Berubah menjadi lebih baik nggak salah kan?
Toh, ini kemauan gua sendiri, bukan tuntutan orang lain.

^^^

Di Bandung, sore itu terasa menyejukkan. Taman, segelas jus jeruk dan juga Belva. Rey mengantarkan Belva pulang, namun ia tak langsung pulang. Ia memilih untuk bertamu sebentar dirumah Belva. Rey ingin sedikit mengulik tentang Belva. Siapa tahu Rey berhasil kali ini.

"Bel, dirumah sendiri? Nggak ada pembantu?" Rey yang pertama membuka perbincangan.

Belva yang sedang melamun, akhirnya menjawab pertanyaan Rey. "Iya, nggak ada pembantu."

Mata Rey menjelajahi sekitar taman belakang rumah Belva. Masih sangat hijau, udaranya pun sangat sejuk, ditambah ada kolam ikan ditengah nya. "Orangtua lo kemana?"

"Udah meninggal, sejak gua baru masuk SMA." Rey bisa melihat raut sedih dari wajah Belva setelah ia menjawab. Rey hanya mengangguk, tidak mau meneruskan perbincangan yang sensitif bagi Belva.

"Gua tinggal sendiri. Kadang Kakak gua pulang, paling sekali atau beberapa kali setiap seminggu. Maka dari itu gua nggak perlu pembantu." lanjut Belva.

Rey tersenyum, Belva sudah lebih sedikit terbuka kepadanya. "Terus kenapa lo kayanya--eh rasanya gua baru pertama lihat lo pas dipinggir jalan? Lo bukan anak baru kan?"
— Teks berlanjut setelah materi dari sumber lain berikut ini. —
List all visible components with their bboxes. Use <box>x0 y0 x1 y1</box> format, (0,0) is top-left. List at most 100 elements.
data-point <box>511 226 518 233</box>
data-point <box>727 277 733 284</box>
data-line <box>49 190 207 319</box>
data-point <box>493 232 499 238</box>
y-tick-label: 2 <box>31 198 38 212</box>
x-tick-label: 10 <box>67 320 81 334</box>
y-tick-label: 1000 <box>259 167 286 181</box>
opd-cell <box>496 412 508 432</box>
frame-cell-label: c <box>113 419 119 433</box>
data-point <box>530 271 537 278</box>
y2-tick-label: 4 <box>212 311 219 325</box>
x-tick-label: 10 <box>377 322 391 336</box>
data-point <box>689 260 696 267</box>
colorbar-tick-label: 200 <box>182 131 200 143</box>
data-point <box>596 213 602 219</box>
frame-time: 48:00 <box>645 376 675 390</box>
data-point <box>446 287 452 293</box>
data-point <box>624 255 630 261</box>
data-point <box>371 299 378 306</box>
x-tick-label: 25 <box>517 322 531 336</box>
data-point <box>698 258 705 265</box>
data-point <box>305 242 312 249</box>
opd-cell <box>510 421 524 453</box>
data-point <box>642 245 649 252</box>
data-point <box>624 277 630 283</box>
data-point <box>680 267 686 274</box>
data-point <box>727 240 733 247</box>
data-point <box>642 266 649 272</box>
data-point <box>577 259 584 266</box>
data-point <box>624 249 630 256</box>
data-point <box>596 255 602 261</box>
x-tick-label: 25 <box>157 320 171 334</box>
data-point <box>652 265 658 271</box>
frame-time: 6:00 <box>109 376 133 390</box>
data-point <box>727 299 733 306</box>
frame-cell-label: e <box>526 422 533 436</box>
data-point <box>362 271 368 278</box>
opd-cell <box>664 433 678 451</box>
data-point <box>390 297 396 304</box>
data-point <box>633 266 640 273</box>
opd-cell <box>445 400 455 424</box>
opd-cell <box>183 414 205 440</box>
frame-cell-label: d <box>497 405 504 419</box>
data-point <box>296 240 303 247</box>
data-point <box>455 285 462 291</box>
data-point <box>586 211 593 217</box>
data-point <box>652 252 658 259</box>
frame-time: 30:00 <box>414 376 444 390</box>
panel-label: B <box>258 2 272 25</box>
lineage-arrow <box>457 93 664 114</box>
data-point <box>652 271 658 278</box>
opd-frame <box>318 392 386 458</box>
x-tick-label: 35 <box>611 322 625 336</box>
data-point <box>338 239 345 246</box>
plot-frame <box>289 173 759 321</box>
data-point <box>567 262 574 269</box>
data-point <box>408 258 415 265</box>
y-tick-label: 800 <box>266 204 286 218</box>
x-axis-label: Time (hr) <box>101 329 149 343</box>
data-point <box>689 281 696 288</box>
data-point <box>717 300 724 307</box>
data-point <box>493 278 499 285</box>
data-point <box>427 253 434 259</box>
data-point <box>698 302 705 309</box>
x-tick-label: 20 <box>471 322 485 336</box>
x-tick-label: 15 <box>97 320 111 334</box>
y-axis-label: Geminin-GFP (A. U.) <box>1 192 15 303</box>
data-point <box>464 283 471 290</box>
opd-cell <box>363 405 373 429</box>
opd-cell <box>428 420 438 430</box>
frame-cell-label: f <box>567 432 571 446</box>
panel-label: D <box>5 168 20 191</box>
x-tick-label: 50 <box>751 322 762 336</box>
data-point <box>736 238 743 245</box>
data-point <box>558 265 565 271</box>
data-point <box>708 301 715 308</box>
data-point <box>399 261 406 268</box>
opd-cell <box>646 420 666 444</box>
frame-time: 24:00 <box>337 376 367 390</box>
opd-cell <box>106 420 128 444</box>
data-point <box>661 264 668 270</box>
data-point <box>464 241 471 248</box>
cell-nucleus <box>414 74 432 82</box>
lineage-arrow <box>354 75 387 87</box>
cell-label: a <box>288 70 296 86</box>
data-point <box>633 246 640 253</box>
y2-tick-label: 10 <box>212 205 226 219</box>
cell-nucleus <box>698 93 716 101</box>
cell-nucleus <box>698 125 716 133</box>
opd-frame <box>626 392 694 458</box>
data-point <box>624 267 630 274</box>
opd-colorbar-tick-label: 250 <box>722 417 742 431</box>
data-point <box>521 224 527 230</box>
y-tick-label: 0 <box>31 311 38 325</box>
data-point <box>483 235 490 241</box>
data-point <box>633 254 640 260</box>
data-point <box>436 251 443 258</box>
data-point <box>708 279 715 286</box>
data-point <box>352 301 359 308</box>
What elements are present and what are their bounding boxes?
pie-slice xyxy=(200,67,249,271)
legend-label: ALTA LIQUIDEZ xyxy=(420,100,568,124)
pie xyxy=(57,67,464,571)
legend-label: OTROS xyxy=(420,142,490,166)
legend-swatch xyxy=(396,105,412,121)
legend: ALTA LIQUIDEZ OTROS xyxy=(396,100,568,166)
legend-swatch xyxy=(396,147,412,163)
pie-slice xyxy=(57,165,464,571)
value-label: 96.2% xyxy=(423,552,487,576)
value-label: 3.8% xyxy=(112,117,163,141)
Belva tertawa kecut. "Bukan, awalnya seperti kebanyakan anak lainnya, awal masuk SMA gua pengen punya temen banyak. Entah, mereka nggak ada yang mau temenan sama gua, dan akhirnya gua lebih memilih sendiri, menutup diri."

Rey mengangguk. "Sekarang lo temen gua, ya?"

Belva menoleh ke arah Rey, menatap Rey intens dari rambut hingga ujung kaki, lalu matanya kembali menatap kolam didepannya. "Gua nggak mau temenan sama pentolan sekolah, anak bandel!"

Rey terkejut, rupanya Belva mengenal dia adalah pentolan sekolah. "Kenapa?"

Belva menghela napas, "takut. Gua nggak punya temen sama sekali," Belva berpikir sejenak. "Cuma Anin mungkin kayanya yang mau temenan sama gua. Terus tiba-tiba gua temenan sama pentolan sekolah? Aduh, makin banyak deh yang nggak mau temenan sama gua." Belva berkata jujur. Memang Anin lah yang selama ini mamaksa Belva untuk menjadi temannya.

"Gua bakal berubah, kalo lo mau jadi temen gua, janji deh." Rey mengangkat jari telunjuk dan tengahnya, membentuk huruf 'V'.

Entah, apa yang ada dipikiran Rey kala itu. Ia hanya berniat membantu gadis yang sekarang ada didepannya. Walaupun ia rela menjadi anak baik sekalipun. Memang dari dulu ia berniat merubah perilakunya, namun belum ada alasan yang tepat. Dan sekarang ia telah menemukan alasannya.

***

Malam hari dirumah Belva selalu sepi bahkan setiap saat. Belva selalu mencari cara agar tidak merasa kesepian. Dengan menyibukkan diri seperti: Membaca buku pelajaran, bahkan sampai melihat TL.

Belva yang sedang membaca buku Kimia dialihkan dengan suara nada dering dari ponselnya yang menandakan ada telepon masuk. Diraihnya mendapat tersebut, lalu didekatkan ke telinganya.

"Hai, Bel! Gua main ya ke rumah lo? Orang rumah lagi keluar kota, boleh kan sekalian nginep?" langsung disambut suara cempreng khas Anin.

"Gak!" kata Belva ketus.

"Gua udah didepan nih, cepetan bukain pager!"